Lee Berk of Loma Linda University has since spent much of his career validating Dana's work. It's real science. There's even a professional group built around the work, the Association for Applied and Therapeutic Humor.

What Dr. Berk has learned is fascinating. Even the anticipation of laughter injects beta-endorphins and human growth hormone (HGH) into the blood. It also cuts the level of stress hormones, including adrenaline. Less stress hormone can translate to more HDL cholesterol, the good kind, he found.

In his latest work, Dr. Berk has now found that laughter is as healthful as exercise. Laughercize may be a valid alternative to a workout for elderly patients who can't exercise, he said this week.

Dr. Berk showed 14 volunteers either the first 20 minutes of Saving Private Ryan or 20 minutes of standup or movie comedy. Since what makes us laugh varies, he let the subjects pick the funny bits. Blood pressure was taken, and blood was drawn.

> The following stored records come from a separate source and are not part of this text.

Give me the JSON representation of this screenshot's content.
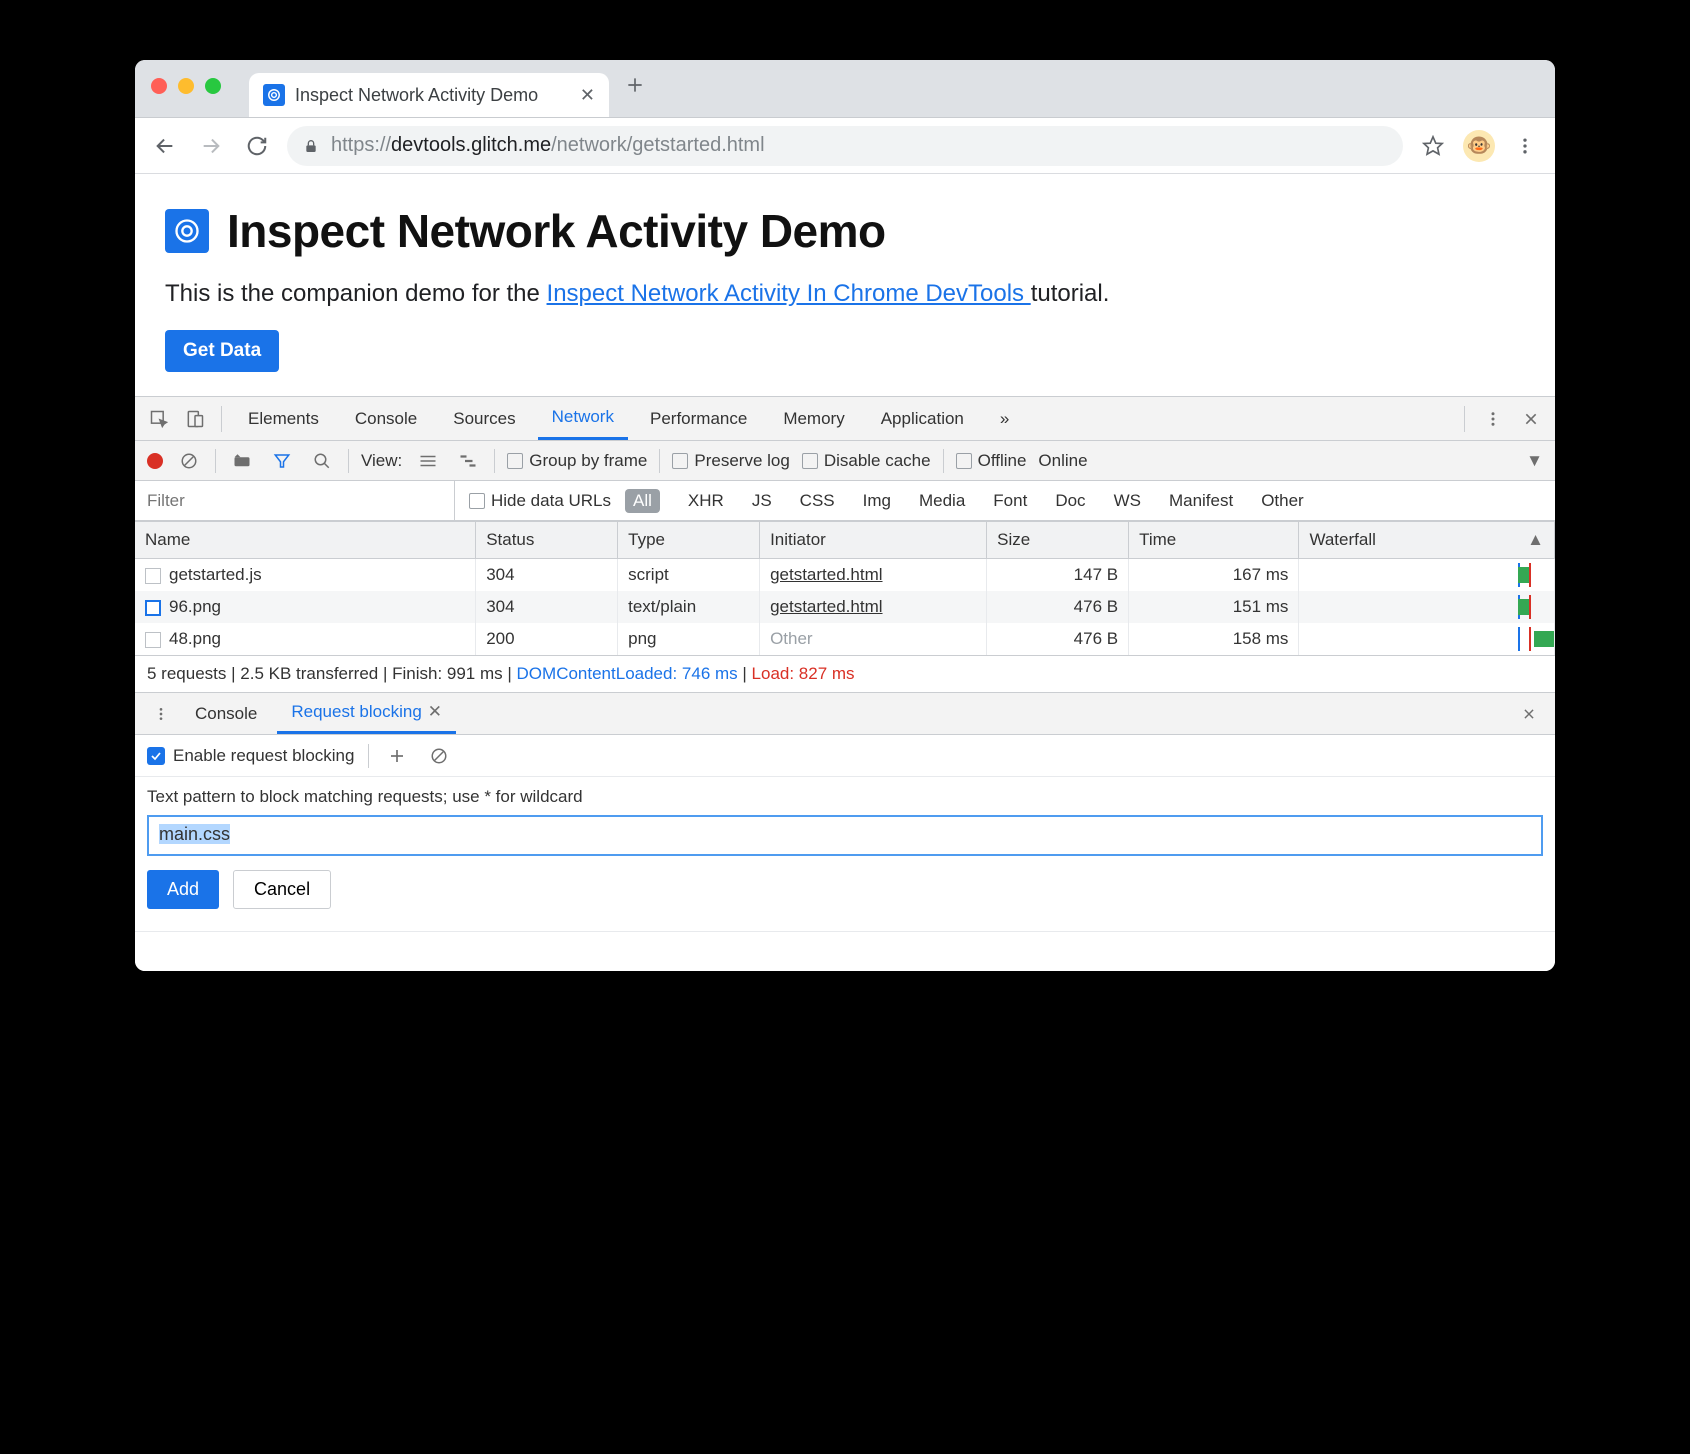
{
  "browser": {
    "tab_title": "Inspect Network Activity Demo",
    "url_scheme": "https://",
    "url_host": "devtools.glitch.me",
    "url_path": "/network/getstarted.html"
  },
  "page": {
    "heading": "Inspect Network Activity Demo",
    "intro_prefix": "This is the companion demo for the ",
    "intro_link": "Inspect Network Activity In Chrome DevTools ",
    "intro_suffix": "tutorial.",
    "button": "Get Data"
  },
  "devtools": {
    "tabs": [
      "Elements",
      "Console",
      "Sources",
      "Network",
      "Performance",
      "Memory",
      "Application"
    ],
    "active_tab": "Network",
    "more": "»"
  },
  "network_toolbar": {
    "view_label": "View:",
    "group_by_frame": "Group by frame",
    "preserve_log": "Preserve log",
    "disable_cache": "Disable cache",
    "offline": "Offline",
    "online": "Online"
  },
  "filter": {
    "placeholder": "Filter",
    "hide_data_urls": "Hide data URLs",
    "types": [
      "All",
      "XHR",
      "JS",
      "CSS",
      "Img",
      "Media",
      "Font",
      "Doc",
      "WS",
      "Manifest",
      "Other"
    ],
    "active_type": "All"
  },
  "columns": [
    "Name",
    "Status",
    "Type",
    "Initiator",
    "Size",
    "Time",
    "Waterfall"
  ],
  "requests": [
    {
      "name": "getstarted.js",
      "status": "304",
      "type": "script",
      "initiator": "getstarted.html",
      "size": "147 B",
      "time": "167 ms",
      "icon": "doc",
      "wf_start": 86,
      "wf_width": 4
    },
    {
      "name": "96.png",
      "status": "304",
      "type": "text/plain",
      "initiator": "getstarted.html",
      "size": "476 B",
      "time": "151 ms",
      "icon": "img",
      "wf_start": 86,
      "wf_width": 4
    },
    {
      "name": "48.png",
      "status": "200",
      "type": "png",
      "initiator": "Other",
      "initiator_muted": true,
      "size": "476 B",
      "time": "158 ms",
      "icon": "doc",
      "wf_start": 92,
      "wf_width": 8
    }
  ],
  "waterfall_markers": {
    "dcl": 86,
    "load": 90
  },
  "summary": {
    "requests": "5 requests",
    "transferred": "2.5 KB transferred",
    "finish": "Finish: 991 ms",
    "dcl": "DOMContentLoaded: 746 ms",
    "load": "Load: 827 ms"
  },
  "drawer": {
    "tabs": [
      "Console",
      "Request blocking"
    ],
    "active": "Request blocking",
    "enable_label": "Enable request blocking",
    "hint": "Text pattern to block matching requests; use * for wildcard",
    "input_value": "main.css",
    "add": "Add",
    "cancel": "Cancel"
  }
}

What he found was that those who watched the war showed no change. Watching a war movie, or a drama, will not hurt you. The comedy, however, resulted in big changes in important hormone levels. The level of leptin, a hormone inhibiting appetite, went down while levels of ghrelin, which stimulates appetite, went up.

For those depressed over losing a spouse or suffering what is known as "wasting disease," a lack of interest in food or life that can prove fatal, the prescription is to entertain them. Get them laughing. Then maybe a nice piece of cake.

Dr. Berk concluded:

"I am more amazed by the interrelatedness of laughter and body responses with the more evidence and knowledge we collect. It's fascinating that positive emotions resulting from behaviors such as music playing or singing, and now mirthful laughter, translate into so many types of [biological] mechanism optimizations. As the old biblical wisdom states, it may indeed be true that laughter is a good medicine."

In other words, Dr. Dana was right. (I got a laugh writing that sentence.)

You can use this research yourself. Go see your mom, or your grandmother. Are they down, are they thin, are they losing interest in living? Tell some jokes, show them some comedy. Get them laughing, it will do you both some good.